Miss Nelly éclata de rire.
– Monsieur n’est pas précisément blond.
– Alors, repris-je, nous sommes obligés de conclure que le coupable est le dernier de la liste.
– C’est-à-dire ?
– C’est-à-dire M. Rozaine. Quelqu’un connaît-il M. Rozaine ?
On se tut. Mais miss Nelly, interpellant le jeune homme taciturne dont l’assiduité près d’elle me tourmentait, lui dit :
– Eh bien, monsieur Rozaine, vous ne répondez pas ?
On tourna les yeux vers lui. Il était blond.
Avouons-le, je sentis comme un petit choc au fond de moi. Et le silence gêné qui pesa sur nous m’indiqua que les autres assistants éprouvaient aussi cette sorte de suffocation. C’était absurde d’ailleurs, car enfin rien dans les allures de ce monsieur ne permettait qu’on le suspectât.
– Pourquoi je ne réponds pas ? dit-il, mais parce que, vu mon nom, ma qualité de voyageur isolé et la couleur de mes cheveux, j’ai déjà procédé à une enquête analogue et que je suis arrivé au même résultat. Je suis donc d’avis qu’on m’arrête.
Il avait un drôle d’air, en prononçant ces paroles. Ses lèvres minces comme deux traits inflexibles s’amincirent encore et pâlirent. Des filets de sang strièrent ses yeux.
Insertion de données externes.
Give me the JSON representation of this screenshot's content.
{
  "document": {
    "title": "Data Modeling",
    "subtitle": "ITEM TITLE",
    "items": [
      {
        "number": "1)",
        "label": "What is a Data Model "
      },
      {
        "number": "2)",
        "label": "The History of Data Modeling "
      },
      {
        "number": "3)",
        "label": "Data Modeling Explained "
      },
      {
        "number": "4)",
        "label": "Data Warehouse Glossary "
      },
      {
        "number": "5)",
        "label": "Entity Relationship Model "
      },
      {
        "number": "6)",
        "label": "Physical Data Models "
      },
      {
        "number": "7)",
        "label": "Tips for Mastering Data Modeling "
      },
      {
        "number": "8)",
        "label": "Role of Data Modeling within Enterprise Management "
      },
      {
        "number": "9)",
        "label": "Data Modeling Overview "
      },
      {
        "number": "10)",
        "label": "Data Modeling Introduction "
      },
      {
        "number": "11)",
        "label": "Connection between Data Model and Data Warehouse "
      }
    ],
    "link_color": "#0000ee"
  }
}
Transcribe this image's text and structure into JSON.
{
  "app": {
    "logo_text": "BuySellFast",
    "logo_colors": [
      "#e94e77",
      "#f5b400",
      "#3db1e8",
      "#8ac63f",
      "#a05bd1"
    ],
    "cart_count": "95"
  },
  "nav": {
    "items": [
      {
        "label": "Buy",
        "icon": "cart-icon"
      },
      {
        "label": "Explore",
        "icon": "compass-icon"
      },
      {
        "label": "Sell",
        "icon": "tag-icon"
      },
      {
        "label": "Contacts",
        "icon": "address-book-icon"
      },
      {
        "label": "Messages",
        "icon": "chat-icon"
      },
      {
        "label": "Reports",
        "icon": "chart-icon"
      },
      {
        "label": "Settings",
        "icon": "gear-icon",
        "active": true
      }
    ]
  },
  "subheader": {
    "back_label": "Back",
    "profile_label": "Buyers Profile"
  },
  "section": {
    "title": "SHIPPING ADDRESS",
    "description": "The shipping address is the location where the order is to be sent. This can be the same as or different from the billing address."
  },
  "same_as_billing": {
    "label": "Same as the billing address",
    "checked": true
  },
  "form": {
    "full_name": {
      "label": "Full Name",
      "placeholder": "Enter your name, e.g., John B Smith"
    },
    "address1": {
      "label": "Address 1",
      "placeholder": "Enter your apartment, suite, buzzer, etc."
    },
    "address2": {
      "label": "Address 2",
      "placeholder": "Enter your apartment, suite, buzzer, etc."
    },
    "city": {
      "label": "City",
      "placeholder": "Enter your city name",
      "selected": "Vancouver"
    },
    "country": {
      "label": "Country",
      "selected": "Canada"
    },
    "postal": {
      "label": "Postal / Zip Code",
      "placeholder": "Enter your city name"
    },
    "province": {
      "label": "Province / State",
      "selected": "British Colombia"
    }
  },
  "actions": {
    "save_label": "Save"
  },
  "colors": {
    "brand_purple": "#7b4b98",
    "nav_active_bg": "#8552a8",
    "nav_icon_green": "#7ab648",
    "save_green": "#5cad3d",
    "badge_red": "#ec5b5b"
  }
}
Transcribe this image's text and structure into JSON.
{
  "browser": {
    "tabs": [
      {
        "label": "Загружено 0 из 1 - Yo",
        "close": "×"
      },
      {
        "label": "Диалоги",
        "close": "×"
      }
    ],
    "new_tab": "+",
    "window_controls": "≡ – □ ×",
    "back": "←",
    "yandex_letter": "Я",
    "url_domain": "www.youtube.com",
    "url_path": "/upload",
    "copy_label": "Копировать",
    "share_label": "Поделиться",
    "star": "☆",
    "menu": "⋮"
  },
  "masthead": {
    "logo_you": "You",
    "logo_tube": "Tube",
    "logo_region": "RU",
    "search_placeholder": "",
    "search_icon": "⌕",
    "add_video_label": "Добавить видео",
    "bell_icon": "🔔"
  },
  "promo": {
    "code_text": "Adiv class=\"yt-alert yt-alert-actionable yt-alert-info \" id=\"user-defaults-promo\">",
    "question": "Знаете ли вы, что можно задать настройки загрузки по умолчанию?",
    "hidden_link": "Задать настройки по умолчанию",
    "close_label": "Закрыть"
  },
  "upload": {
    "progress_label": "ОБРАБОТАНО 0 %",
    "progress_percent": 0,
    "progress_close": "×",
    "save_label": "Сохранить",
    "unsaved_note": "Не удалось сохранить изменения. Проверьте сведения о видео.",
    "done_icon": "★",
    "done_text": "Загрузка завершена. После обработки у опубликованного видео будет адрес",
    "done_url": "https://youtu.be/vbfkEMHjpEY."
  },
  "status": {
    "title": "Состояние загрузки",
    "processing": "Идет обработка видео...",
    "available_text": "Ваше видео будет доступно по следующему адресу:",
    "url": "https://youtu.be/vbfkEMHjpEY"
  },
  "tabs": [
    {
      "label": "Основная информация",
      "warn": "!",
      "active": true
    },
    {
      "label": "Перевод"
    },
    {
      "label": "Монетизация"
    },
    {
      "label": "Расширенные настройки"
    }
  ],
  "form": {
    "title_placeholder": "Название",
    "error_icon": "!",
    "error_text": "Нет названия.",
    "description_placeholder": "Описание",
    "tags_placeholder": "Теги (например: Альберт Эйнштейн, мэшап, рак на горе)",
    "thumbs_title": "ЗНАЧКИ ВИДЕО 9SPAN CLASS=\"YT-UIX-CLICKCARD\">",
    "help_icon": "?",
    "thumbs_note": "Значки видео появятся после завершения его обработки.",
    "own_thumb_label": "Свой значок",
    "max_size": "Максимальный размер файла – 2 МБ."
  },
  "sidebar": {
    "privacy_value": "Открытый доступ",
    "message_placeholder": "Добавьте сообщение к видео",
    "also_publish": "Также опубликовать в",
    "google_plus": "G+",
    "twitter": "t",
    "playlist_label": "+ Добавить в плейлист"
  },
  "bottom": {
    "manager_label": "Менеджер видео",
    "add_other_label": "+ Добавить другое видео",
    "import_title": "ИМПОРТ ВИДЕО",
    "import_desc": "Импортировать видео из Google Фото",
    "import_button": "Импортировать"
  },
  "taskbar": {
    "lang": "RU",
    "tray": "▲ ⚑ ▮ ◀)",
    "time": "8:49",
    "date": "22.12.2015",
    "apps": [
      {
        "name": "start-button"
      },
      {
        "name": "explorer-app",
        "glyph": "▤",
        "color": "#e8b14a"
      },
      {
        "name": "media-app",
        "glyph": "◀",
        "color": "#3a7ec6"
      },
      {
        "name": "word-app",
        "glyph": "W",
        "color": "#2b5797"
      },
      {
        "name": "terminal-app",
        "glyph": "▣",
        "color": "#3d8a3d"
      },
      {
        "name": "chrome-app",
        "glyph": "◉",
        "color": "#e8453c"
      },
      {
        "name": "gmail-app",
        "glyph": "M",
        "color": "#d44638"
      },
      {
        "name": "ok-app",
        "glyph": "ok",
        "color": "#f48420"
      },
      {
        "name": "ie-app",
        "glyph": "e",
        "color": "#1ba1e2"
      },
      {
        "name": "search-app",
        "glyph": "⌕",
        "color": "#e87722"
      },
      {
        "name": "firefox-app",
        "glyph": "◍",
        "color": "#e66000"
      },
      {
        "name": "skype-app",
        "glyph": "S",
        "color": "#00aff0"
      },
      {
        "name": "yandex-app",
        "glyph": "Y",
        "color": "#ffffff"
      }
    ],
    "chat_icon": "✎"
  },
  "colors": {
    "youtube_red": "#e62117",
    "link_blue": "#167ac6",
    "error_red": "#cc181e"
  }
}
Certes, il plaisantait. Pourtant sa physionomie, son attitude nous impressionnèrent. Naïvement, miss Nelly demanda :
– Mais vous n’avez pas de blessure ?
– Il est vrai, dit-il, la blessure manque.
D’un geste nerveux il releva sa manchette et découvrit son bras. Mais aussitôt une idée me frappa. Mes yeux croisèrent ceux de miss Nelly : il avait montré le bras gauche.
Et, ma foi, j’allais en faire nettement la remarque, quand un incident détourna notre attention. Lady Jerland, l’amie de miss Nelly, arrivait en courant.
Elle était bouleversée. On s’empressa autour d’elle, et ce n’est qu’après bien des efforts qu’elle réussit à balbutier :
– Mes bijoux, mes perles !… on a tout pris !…
Non, on n’avait pas tout pris, comme nous le sûmes par la suite ; chose bien plus curieuse : on avait choisi !
De l’étoile en diamants, du pendentif en cabochons de rubis, des colliers et des bracelets brisés, on avait enlevé, non point les pierres les plus grosses, mais les plus fines, les plus précieuses, celles, aurait-on dit, qui avaient le plus de valeur en tenant le moins de place. Les montures gisaient là, sur la table.